Does cuda cache memory for future usage?

I found some issue in cuda memory allocation when I follow the tutorial official website guideline

device = torch.device("cuda:0")
x = torch.ones(2, 2, requires_grad=True, device =device)

In this situation, the memory in gpu:0 is 863MB only when I create a 2 by 2 tensor array x.

tensor([[1., 1.],
        [1., 1.]], device='cuda:0', requires_grad=True)

so, I tried to add another tensor y to watch the change of memory

y = x + 2

But the memory in gpu:0 is still 863MB. Here you can see it really track the computation history in grad_fn

tensor([[3., 3.],
        [3., 3.]], device='cuda:0', grad_fn=<AddBackward0>)

and I also try to test with torch.no_grad(): mention in because it can prevent tracking history and using memory.

with torch.no_grad():
    z = y * y * 3
    out = z.mean()

here we can see the grad_fn in z disappear, so it would save the memory in gpu:0 theoretically. In this situation, the memory is still 863MB. Therefore, I can’t watch whether it would save memory exactly or not.

tensor([[27., 27.],
        [27., 27.]], device='cuda:0')

In conclusion,

1. What is the cuda memory allocation method in pytorch? Will it cache some memory for future usage? If so, how can I remove this mechanism? I don’t want to build a small model but take a lot of memory in future.

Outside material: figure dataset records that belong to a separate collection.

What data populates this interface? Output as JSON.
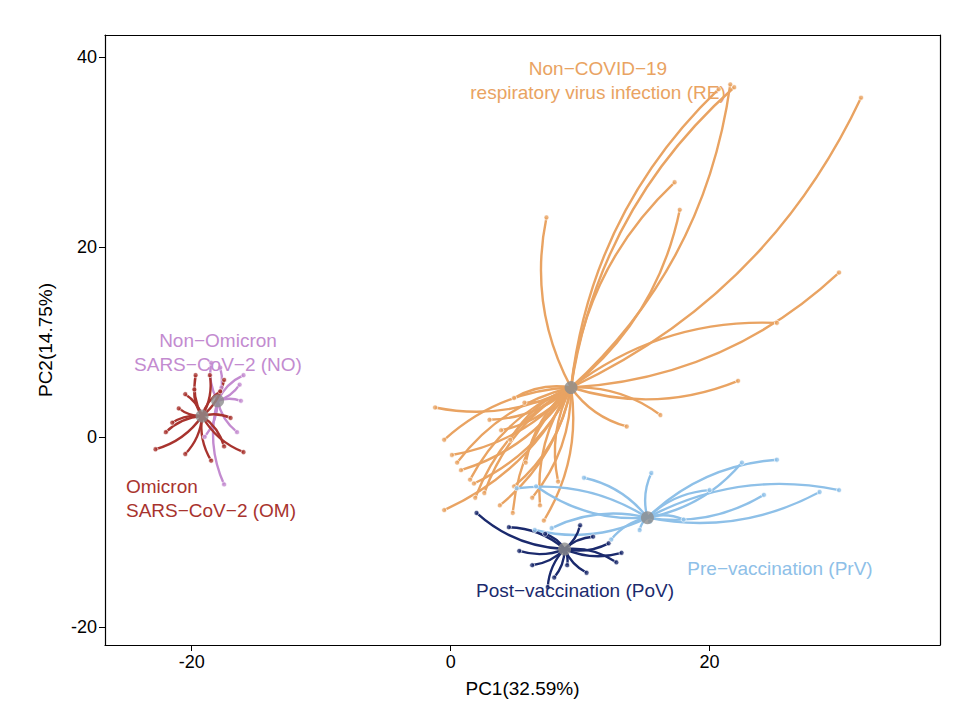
{
  "chart_data": {
    "type": "scatter",
    "xlabel": "PC1(32.59%)",
    "ylabel": "PC2(14.75%)",
    "xlim": [
      -26.7,
      37.8
    ],
    "ylim": [
      -21.9,
      42.3
    ],
    "xticks": [
      -20,
      0,
      20
    ],
    "yticks": [
      -20,
      0,
      20,
      40
    ],
    "grid": false,
    "series": [
      {
        "name": "Non−COVID−19\nrespiratory virus infection (RE)",
        "color": "#E9A362",
        "centroid": [
          9.3,
          5.2
        ],
        "x": [
          20.7,
          21.6,
          21.9,
          31.7,
          17.3,
          17.7,
          7.4,
          30.0,
          25.2,
          22.2,
          16.2,
          13.6,
          -1.2,
          -0.5,
          0.1,
          0.5,
          0.8,
          1.5,
          1.8,
          2.6,
          -0.5,
          1.9,
          3.8,
          4.8,
          4.9,
          5.8,
          6.3,
          6.9,
          7.2,
          8.3,
          3.9,
          4.6,
          3.0,
          4.9,
          5.7
        ],
        "y": [
          36.6,
          37.1,
          36.8,
          35.7,
          26.8,
          23.9,
          23.1,
          17.3,
          12.0,
          5.9,
          2.3,
          1.1,
          3.1,
          -0.3,
          -1.9,
          -2.7,
          -3.5,
          -4.5,
          -4.9,
          -5.9,
          -7.7,
          -6.4,
          -7.2,
          -8.0,
          -5.2,
          -2.7,
          -6.4,
          -7.2,
          -8.8,
          -4.7,
          0.7,
          -0.3,
          1.8,
          4.1,
          3.6
        ]
      },
      {
        "name": "Pre−vaccination (PrV)",
        "color": "#8EC0E8",
        "centroid": [
          15.2,
          -8.5
        ],
        "x": [
          25.2,
          22.5,
          20.0,
          24.2,
          30.0,
          28.5,
          15.5,
          5.1,
          6.6,
          10.3,
          15.4,
          14.6,
          6.5,
          12.4,
          18.0,
          7.8
        ],
        "y": [
          -2.4,
          -2.7,
          -5.6,
          -6.1,
          -5.6,
          -5.8,
          -3.8,
          -5.4,
          -5.2,
          -4.3,
          -8.9,
          -9.8,
          -9.8,
          -10.8,
          -8.7,
          -9.6
        ]
      },
      {
        "name": "Post−vaccination (PoV)",
        "color": "#1B2A6D",
        "centroid": [
          8.8,
          -11.8
        ],
        "x": [
          2.0,
          4.5,
          5.3,
          7.3,
          6.3,
          7.5,
          9.0,
          10.0,
          11.0,
          12.2,
          12.8,
          10.5,
          8.0,
          13.2
        ],
        "y": [
          -8.0,
          -9.5,
          -12.0,
          -10.2,
          -13.5,
          -15.8,
          -13.5,
          -9.3,
          -10.5,
          -11.2,
          -13.2,
          -14.3,
          -14.8,
          -12.2
        ]
      },
      {
        "name": "Non−Omicron\nSARS−CoV−2 (NO)",
        "color": "#C38BD0",
        "centroid": [
          -18.0,
          3.8
        ],
        "x": [
          -18.5,
          -17.8,
          -16.0,
          -16.3,
          -16.2,
          -17.5,
          -19.0,
          -16.5,
          -17.7
        ],
        "y": [
          7.8,
          7.3,
          6.5,
          5.5,
          3.8,
          -5.0,
          0.0,
          0.5,
          5.2
        ]
      },
      {
        "name": "Omicron\nSARS−CoV−2 (OM)",
        "color": "#A8332E",
        "centroid": [
          -19.2,
          2.2
        ],
        "x": [
          -22.8,
          -22.0,
          -21.0,
          -20.5,
          -19.7,
          -18.6,
          -19.8,
          -17.5,
          -17.0,
          -16.0,
          -17.5,
          -18.5,
          -20.5,
          -21.5,
          -17.8
        ],
        "y": [
          -1.3,
          0.5,
          3.0,
          4.5,
          6.5,
          6.5,
          5.0,
          6.0,
          2.0,
          -1.6,
          -1.0,
          -2.5,
          -1.8,
          1.5,
          4.8
        ]
      }
    ]
  }
}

2. Do with torch.no_grad(): really prevent using memory? I can’t watch whether it would save memory or not in this situation.

  1. The majority of the mentioned used memory comes from the creation of the CUDA context, which cannot be freed. You should also be able to see this memory usage by creating an empty CUDATensor.
    The caching allocator will reserve some memory which will be used later and you cannot disable it at the moment. Using the caching allocator will avoid synchronizing memory allocations during the model execution and should therefore speedup the execution. To check the cached memory, you could use print(torch.cuda.memory_reserved()). This post has a small example to show the difference between allocated and reserved memory.

  2. Yes, no_grad() will avoid storing intermediate gradients, which would be needed during the backward pass to calculate the gradients. The memory difference of the small tensors in your example might not change the used memory in nvidia-smi, so you could increase the size and use torch.cuda.memory_allocated to check the difference.

Thanks a lot! You explained it very clearly!